“Yes, we fixed things pretty smartly that time,” pursued Félicia; “but he has played it awfully low down on us since, Maimie. I think it’s real mean of him to bring us along to this hotel, where there are only dowdy English people, and not let us go to the Continent at all, except that two days in Paris. And to have us decline all of those invitations that Lord Usk would have got us!”

“But he hasn’t been ugly, Fay, as he might have been. And when you think of some girls’ folks——”

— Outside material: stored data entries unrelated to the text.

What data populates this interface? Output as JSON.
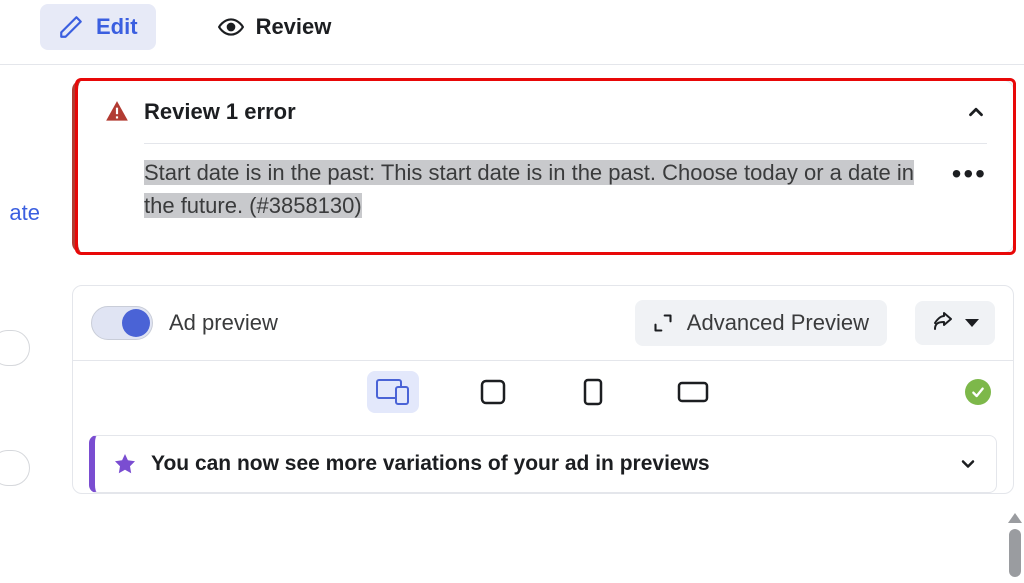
{
  "tabs": {
    "edit": "Edit",
    "review": "Review"
  },
  "left_fragment": "ate",
  "error": {
    "title": "Review 1 error",
    "message": "Start date is in the past: This start date is in the past. Choose today or a date in the future. (#3858130)"
  },
  "preview": {
    "toggle_label": "Ad preview",
    "advanced_button": "Advanced Preview"
  },
  "info": {
    "title": "You can now see more variations of your ad in previews"
  }
}
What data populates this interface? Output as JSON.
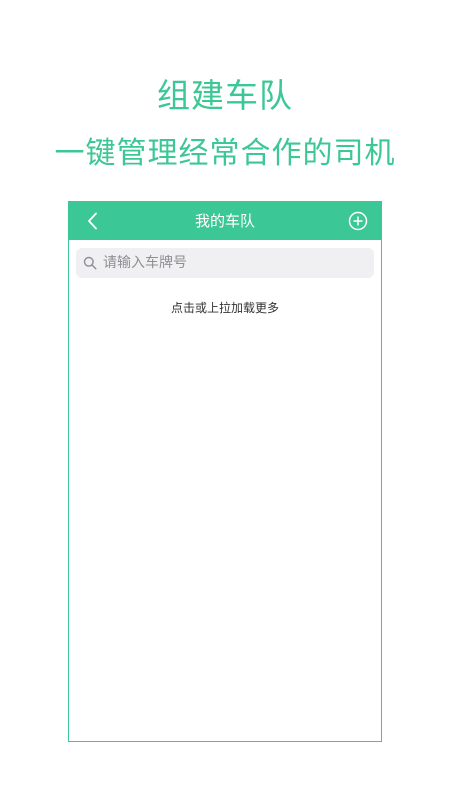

“Oh, I know. Why, there’s Sadie van Zyl, in the smartest set here and the very toniest society everywhere—what she must suffer when she has to produce either her husband or her father! I don’t wonder she has a nerve-attack most times, and goes off to some cure or other.”

“Well, now, you need never feel badly like that, you know.”

“That’s so, but then I never have the chance of exhibiting pappa. I should admire to have him go with us to all sorts of places, but he won’t. Now, Maimie, if those Van Rensselaer girls knew just this, what would they say? Why, that there was some reason why he didn’t care to show himself in Europe. That may be so, or it may not; I don’t choose to inquire, but I incline to think that he settled in the States because he had taken a hand in some political game, and it didn’t eventuate just the way he hoped it would. Whatever the mystery was, your mother was in it, but not your father.” Maimie nodded. “Then we’ll take that as understood, and you’ll see I have to hoe my own row. Now Lord Usk is real nice to pappa, and from all we hear I don’t see but pappa will think his folks just lovely. So I’m on.”

“Wait, just wait!” entreated Maimie. “Don’t go ahead so fast.”

“Now, Maimie, you’re going to give up all of this foolishness—see? I’m watching out for an investment in real estate, and here’s Lord Usk just hungering to be developed. I shall have him run for Parliament—it’s quite a toney thing to do here—and then I’ll push him up step by step.”

“He’ll turn ugly,” prophesied Maimie. “He just loves the country——”

“Maimie Logan, are you going to tell me I don’t know how to fix things any way I want them? He will stay in town when I choose, and take me abroad when I choose, and go way down into the country when I let him. Say, Maimie, don’t yank all of my hair right out!”

“You are forgetting his folks. I don’t see but you’ll have trouble with them.”